A hard metal skin protects the soft body of Maarten Baas’ newest furniture series, that borrows organic forms from nature and 1950s refrigerators.

Maarten Baas, Carapace
Dutch designer Maarten Baas presents his latest collection Carapace at Carpenters Workshop Gallery’s recently opened New York space.
Carapace is a scientific term for a protective, decorative or camouflaging shell found on the back of animals such as beetles and turtles. This idea of creating a “hard skin” to protect the soft body is a key inspiration for this Maarten Baas’ newest series.
Maarten Baas, Carapace
Maarten Baas, Carapace

Starting off in admiration of the 1950s refrigerator, this led him to the study of these curved, organic forms found in nature.
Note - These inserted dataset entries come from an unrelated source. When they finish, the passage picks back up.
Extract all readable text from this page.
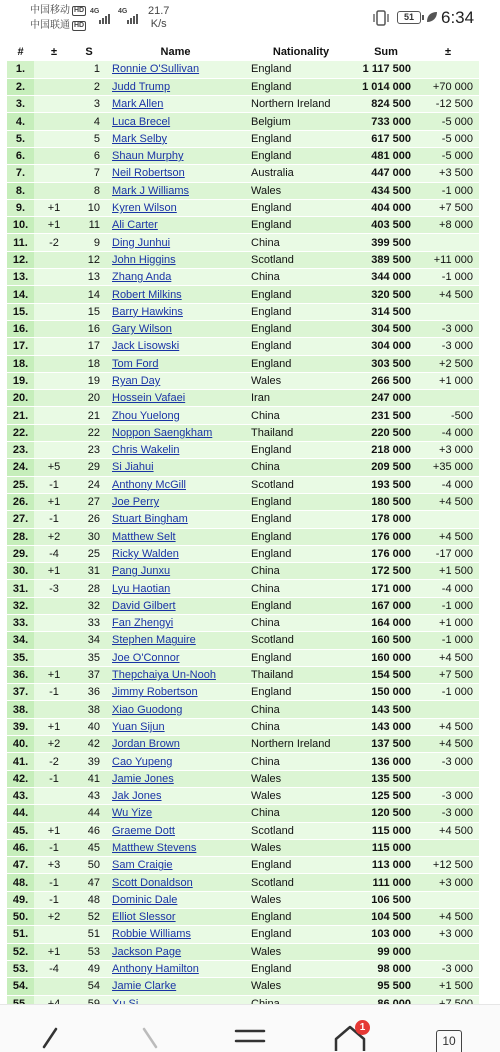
中国移动 HD
中国联通 HD
4G	4G 21.7
K/s
51	6:34
#	±	S	Name	Nationality	Sum	±
1.		1	Ronnie O'Sullivan	England	1 117 500	
2.		2	Judd Trump	England	1 014 000	+70 000
3.		3	Mark Allen	Northern Ireland	824 500	-12 500
4.		4	Luca Brecel	Belgium	733 000	-5 000
5.		5	Mark Selby	England	617 500	-5 000
6.		6	Shaun Murphy	England	481 000	-5 000
7.		7	Neil Robertson	Australia	447 000	+3 500
8.		8	Mark J Williams	Wales	434 500	-1 000
9.	+1	10	Kyren Wilson	England	404 000	+7 500
10.	+1	11	Ali Carter	England	403 500	+8 000
11.	-2	9	Ding Junhui	China	399 500	
12.		12	John Higgins	Scotland	389 500	+11 000
13.		13	Zhang Anda	China	344 000	-1 000
14.		14	Robert Milkins	England	320 500	+4 500
15.		15	Barry Hawkins	England	314 500	
16.		16	Gary Wilson	England	304 500	-3 000
17.		17	Jack Lisowski	England	304 000	-3 000
18.		18	Tom Ford	England	303 500	+2 500
19.		19	Ryan Day	Wales	266 500	+1 000
20.		20	Hossein Vafaei	Iran	247 000	
21.		21	Zhou Yuelong	China	231 500	-500
22.		22	Noppon Saengkham	Thailand	220 500	-4 000
23.		23	Chris Wakelin	England	218 000	+3 000
24.	+5	29	Si Jiahui	China	209 500	+35 000
25.	-1	24	Anthony McGill	Scotland	193 500	-4 000
26.	+1	27	Joe Perry	England	180 500	+4 500
27.	-1	26	Stuart Bingham	England	178 000	
28.	+2	30	Matthew Selt	England	176 000	+4 500
29.	-4	25	Ricky Walden	England	176 000	-17 000
30.	+1	31	Pang Junxu	China	172 500	+1 500
31.	-3	28	Lyu Haotian	China	171 000	-4 000
32.		32	David Gilbert	England	167 000	-1 000
33.		33	Fan Zhengyi	China	164 000	+1 000
34.		34	Stephen Maguire	Scotland	160 500	-1 000
35.		35	Joe O'Connor	England	160 000	+4 500
36.	+1	37	Thepchaiya Un-Nooh	Thailand	154 500	+7 500
37.	-1	36	Jimmy Robertson	England	150 000	-1 000
38.		38	Xiao Guodong	China	143 500	
39.	+1	40	Yuan Sijun	China	143 000	+4 500
40.	+2	42	Jordan Brown	Northern Ireland	137 500	+4 500
41.	-2	39	Cao Yupeng	China	136 000	-3 000
42.	-1	41	Jamie Jones	Wales	135 500	
43.		43	Jak Jones	Wales	125 500	-3 000
44.		44	Wu Yize	China	120 500	-3 000
45.	+1	46	Graeme Dott	Scotland	115 000	+4 500
46.	-1	45	Matthew Stevens	Wales	115 000	
47.	+3	50	Sam Craigie	England	113 000	+12 500
48.	-1	47	Scott Donaldson	Scotland	111 000	+3 000
49.	-1	48	Dominic Dale	Wales	106 500	
50.	+2	52	Elliot Slessor	England	104 500	+4 500
51.		51	Robbie Williams	England	103 000	+3 000
52.	+1	53	Jackson Page	Wales	99 000	
53.	-4	49	Anthony Hamilton	England	98 000	-3 000
54.		54	Jamie Clarke	Wales	95 500	+1 500

1
10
The designer has created a series of furniture encompassed by a patchwork of bronze plating, dot-welded, piece-by-piece, to form the skin of the furniture, acting as a protective shield, similar to a turtle shell.

The designer says, “I feel it’s important to have a hard layer under which something good and fruitful can bloom up. The works explore the feeling of vulnerability up against the desire for development in the environment.” Carapace reflects the idea of the protective in harmony with the beautiful. It is represented by the hard metal exterior, consequently conveying the evolution of the very fine interior where treasure can hide.